The way the protesters speak to people is degrading. They believe they are entitled to your time and conversation and if you deny them of that their blood starts to boil. The only defense tactic they use is shame. They yell slurs like, “You will have to answer to god one day for this!” and “You’re making such a selfish decision, what about the baby?!”
Some of the script they use is more comical. While I was standing at the clinic’s property line that morning, soaking in the surroundings, a protester steps next to me and begins shouting at the window. “You could die in there! If this facility catches fire you will be under anesthesia and not able to get out. You would die in there just like your baby!”, a regular protester, Donna, belted. My jaw dropped. All these people with their signs readings, “Abortion Kills Children” and their rosaries singing the same hymn over and over again, they are all the same. I thought to myself, how could these people wake up so early in the morning with so much hate in their heart where they feel the need to focus it on people around them? I turned to F and asked if things like Donna had just said is normality around here. She laughed, “I hear that line about once a week.”

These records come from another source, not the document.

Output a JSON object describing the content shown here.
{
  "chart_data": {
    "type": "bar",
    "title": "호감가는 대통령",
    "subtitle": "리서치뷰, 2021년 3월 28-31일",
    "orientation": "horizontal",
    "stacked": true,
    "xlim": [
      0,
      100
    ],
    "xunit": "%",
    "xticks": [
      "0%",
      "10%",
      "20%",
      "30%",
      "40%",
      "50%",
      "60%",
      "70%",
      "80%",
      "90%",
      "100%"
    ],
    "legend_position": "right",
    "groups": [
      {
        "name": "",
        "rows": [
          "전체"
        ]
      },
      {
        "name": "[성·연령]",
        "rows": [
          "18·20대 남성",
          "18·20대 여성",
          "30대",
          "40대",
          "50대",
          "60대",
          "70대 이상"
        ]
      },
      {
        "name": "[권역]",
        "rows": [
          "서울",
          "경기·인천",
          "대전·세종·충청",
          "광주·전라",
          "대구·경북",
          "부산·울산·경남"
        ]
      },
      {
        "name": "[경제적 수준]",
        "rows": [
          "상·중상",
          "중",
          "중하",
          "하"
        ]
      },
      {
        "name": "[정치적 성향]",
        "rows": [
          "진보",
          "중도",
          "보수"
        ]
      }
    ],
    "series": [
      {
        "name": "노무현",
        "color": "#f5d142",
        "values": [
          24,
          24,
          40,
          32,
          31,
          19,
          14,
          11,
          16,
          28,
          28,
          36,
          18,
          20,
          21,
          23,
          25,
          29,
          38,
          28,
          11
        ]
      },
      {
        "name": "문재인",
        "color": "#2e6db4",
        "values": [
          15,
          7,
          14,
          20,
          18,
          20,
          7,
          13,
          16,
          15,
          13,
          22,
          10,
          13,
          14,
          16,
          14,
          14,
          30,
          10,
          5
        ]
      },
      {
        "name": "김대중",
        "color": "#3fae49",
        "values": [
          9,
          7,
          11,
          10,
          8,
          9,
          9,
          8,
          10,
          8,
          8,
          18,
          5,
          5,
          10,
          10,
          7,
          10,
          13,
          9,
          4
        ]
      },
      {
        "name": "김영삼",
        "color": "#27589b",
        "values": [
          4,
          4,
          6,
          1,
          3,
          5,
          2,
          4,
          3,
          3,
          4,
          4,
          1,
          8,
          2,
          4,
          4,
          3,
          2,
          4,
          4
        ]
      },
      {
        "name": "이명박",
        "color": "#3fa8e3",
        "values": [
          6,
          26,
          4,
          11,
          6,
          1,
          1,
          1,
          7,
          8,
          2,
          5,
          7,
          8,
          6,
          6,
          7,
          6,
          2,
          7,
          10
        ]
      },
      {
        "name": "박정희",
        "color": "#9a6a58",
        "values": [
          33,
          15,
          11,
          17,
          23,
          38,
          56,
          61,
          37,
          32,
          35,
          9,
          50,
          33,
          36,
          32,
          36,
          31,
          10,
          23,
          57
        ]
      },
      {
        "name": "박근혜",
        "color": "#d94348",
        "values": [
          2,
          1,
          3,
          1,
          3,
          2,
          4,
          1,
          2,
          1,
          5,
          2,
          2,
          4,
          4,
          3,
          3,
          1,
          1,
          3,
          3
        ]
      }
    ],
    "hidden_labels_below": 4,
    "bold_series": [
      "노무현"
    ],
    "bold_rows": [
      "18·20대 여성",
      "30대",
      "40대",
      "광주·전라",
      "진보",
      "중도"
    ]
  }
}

The night after escorting I caught myself staring at the ceiling processing what I had been exposed to that day. All the emotions I had felt rushed back through my mind. I realized that the attack on women seeking abortions is an outrageous reality in this country. I saw that these clients need someone there to help them feel empowered. I realized that women aren’t trusted to make their own reproductive health choices. As I lay there reflecting on how this escorting experience affected me I realized my new passion, the burning in my heart, I wanted to help and that I 100% trusted women.